The main objectives of the food colours survey were:
- To provide baseline surveillance data for synthetic colouring agents in food
- To validate an analytical method for detecting fat-soluble food colouring agents
This survey looked to quantify food colouring agents intentionally added to products, not food colours that were naturally occurring in a commodity. One hundred samples were collected and each sample was analyzed for 194 water-soluble and 18 fat-soluble food colours. No fat soluble colours were detected using the newly validated analytical method; all residues detected were water soluble. Overall, 59% of samples did not contain detectable levels of food colours. Of the remaining 41%, 34 samples contained permitted colours below maximum levels established by the Food and Drugs Act & Regulations and seven samples contained levels of colours that were above the permissible levels and therefore were in violation.
Of the seven violative samples, four samples contained permitted food colours above maximum levels: chicken tandoori seasoning (USA), lumpfish (USA), horseradish with beets (Canada), and cheddar cheese (Canada).

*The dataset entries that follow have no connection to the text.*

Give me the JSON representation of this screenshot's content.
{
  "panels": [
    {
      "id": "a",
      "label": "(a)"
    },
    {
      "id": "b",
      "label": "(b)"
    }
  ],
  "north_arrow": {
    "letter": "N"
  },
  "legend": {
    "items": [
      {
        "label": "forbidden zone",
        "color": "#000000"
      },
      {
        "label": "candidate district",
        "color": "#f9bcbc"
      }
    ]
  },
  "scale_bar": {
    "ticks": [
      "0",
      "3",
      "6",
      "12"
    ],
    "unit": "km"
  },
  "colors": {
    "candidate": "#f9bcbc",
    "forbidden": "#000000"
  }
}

Two samples were in violation due to the presence of non-permitted food colours: almond paste (Belgium) and curing powder (Thailand). The last violative sample, dried papaya (Canada), contained both a permitted colour at levels exceeding regulations and a non-permitted food colour. Appropriate follow up actions were taken for each violative sample.
Many samples contained multiple food colours. Accounting for 93% of colours found in this survey were Sunset yellow, Tartrazine, Brilliant blue, Allura red, and Amaranth. Few food colours were detected in spices & flavours. It should be re-iterated that samples were selected due to their high likelihood of containing food colouring agents, and that prevalence in the food categories selected are not necessarily representative of the prevalence of synthetic food colours in all foodstuffs available at retail. That being said, the food categories sampled for this survey with the highest prevalence of food colours were sweets & jelly, beverages, animal-based foods, and sauces & condiments.
* Curing powder is generally used as a food preservative for meat and fish.